The recent instructions added to the Pentium III and the K6 microprocessors have boosted performance between a factor of two and four. A Pentium II resulted in 4 million triangles/s while a 500MHz Pentium III boosts it to 10 million, says Tamasi. “To hit 50 million triangles/s the CPUhas to continue to get faster.”
Faster CPUs increase the competition for access to the main memory. “At the end of the day, it is all about the speed of the main memory,” says Peddie.
For graphics the main memory holds such items as command, geometric and lighting data. Having faster CPUs has resulted in today’s typical 100MHz 64-bit-wide main memory becoming saturated.
The move to memories like PC-133 and Direct Rambus, with its 1.6Gbyte/s bandwidth, promises some respite but 3D-chip developers expect this to be temporary.
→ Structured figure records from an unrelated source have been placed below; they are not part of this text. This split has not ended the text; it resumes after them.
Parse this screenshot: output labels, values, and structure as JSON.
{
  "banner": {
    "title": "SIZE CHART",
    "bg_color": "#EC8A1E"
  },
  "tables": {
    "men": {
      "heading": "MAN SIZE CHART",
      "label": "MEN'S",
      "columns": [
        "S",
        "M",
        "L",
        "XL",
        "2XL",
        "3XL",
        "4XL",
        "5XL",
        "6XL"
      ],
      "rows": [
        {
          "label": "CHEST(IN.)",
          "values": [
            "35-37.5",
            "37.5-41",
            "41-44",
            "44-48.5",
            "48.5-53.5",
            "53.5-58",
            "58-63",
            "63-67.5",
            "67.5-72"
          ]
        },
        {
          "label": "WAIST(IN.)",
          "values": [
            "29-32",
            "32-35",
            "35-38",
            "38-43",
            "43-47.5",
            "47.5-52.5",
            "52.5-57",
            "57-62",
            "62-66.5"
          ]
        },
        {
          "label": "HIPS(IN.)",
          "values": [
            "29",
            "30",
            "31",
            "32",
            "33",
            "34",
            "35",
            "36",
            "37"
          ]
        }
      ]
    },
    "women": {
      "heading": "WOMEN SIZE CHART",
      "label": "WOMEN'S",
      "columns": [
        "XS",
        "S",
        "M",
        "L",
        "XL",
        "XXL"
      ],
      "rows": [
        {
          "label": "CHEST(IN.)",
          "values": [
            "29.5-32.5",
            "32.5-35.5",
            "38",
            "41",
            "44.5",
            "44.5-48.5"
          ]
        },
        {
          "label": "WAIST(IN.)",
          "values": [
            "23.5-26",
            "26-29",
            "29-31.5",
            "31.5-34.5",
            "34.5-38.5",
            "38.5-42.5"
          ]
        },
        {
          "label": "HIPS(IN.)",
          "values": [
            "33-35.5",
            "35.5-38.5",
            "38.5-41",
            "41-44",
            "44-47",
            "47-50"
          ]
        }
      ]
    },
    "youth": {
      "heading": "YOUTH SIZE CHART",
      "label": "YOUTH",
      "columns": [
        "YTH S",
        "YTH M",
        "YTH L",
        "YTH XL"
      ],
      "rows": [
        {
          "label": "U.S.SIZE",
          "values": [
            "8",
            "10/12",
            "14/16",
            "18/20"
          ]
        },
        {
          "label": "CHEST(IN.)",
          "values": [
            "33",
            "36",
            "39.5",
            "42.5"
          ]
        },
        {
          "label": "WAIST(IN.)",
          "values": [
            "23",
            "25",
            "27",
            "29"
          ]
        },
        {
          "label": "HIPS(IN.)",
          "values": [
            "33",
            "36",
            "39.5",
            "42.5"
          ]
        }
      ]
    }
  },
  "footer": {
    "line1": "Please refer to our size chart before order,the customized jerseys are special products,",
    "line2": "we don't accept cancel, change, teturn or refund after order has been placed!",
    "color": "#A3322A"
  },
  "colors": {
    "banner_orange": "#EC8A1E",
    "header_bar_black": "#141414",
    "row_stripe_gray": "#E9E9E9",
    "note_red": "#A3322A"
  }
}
To aid the memory accesses, the Intel-inspired AGP bus performance is set to double this autumn. The AGP 4x, to work alongside Direct Rambus memory, will offer a bus bandwidth of 1Gbyte/s.
Exploiting the AGP bus, texture data can be placed in the host memory instead of the graphics IC’s local memory. This not only reduces system cost, it allows special effects to be introduced using the main CPU. However, this further loads main memory.
The writing is on the wall, claims Tamasi. Graphics vendors are slowly being forced to be increasingly clever since “at some point we are going to run out [of memory bandwidth]”.
One company that has already taken the plunge is VideoLogic in its PowerVR architecture. It uses more complex graphics processing to limit main memory accesses. Here, according to Metcalfe, all the triangles that make up a small block of an image are processed on chip and only the front-most textures, those known to be visible on-screen, are drawn, saving on memory access es. “It offers the best use of a scarce resource,” claims Metcalfe.
The stage is set for some radical architectural changes in the coming years. If 3D is maths, says Peddie, the logical extension is what companies like PixelFusion is doing.
What PixelFusion is developing is a sliver of silicon with thousands of arithmetic logic units on-chip “Then the concept of a graphics engine will be lost in a sea of processors,” says Peddie.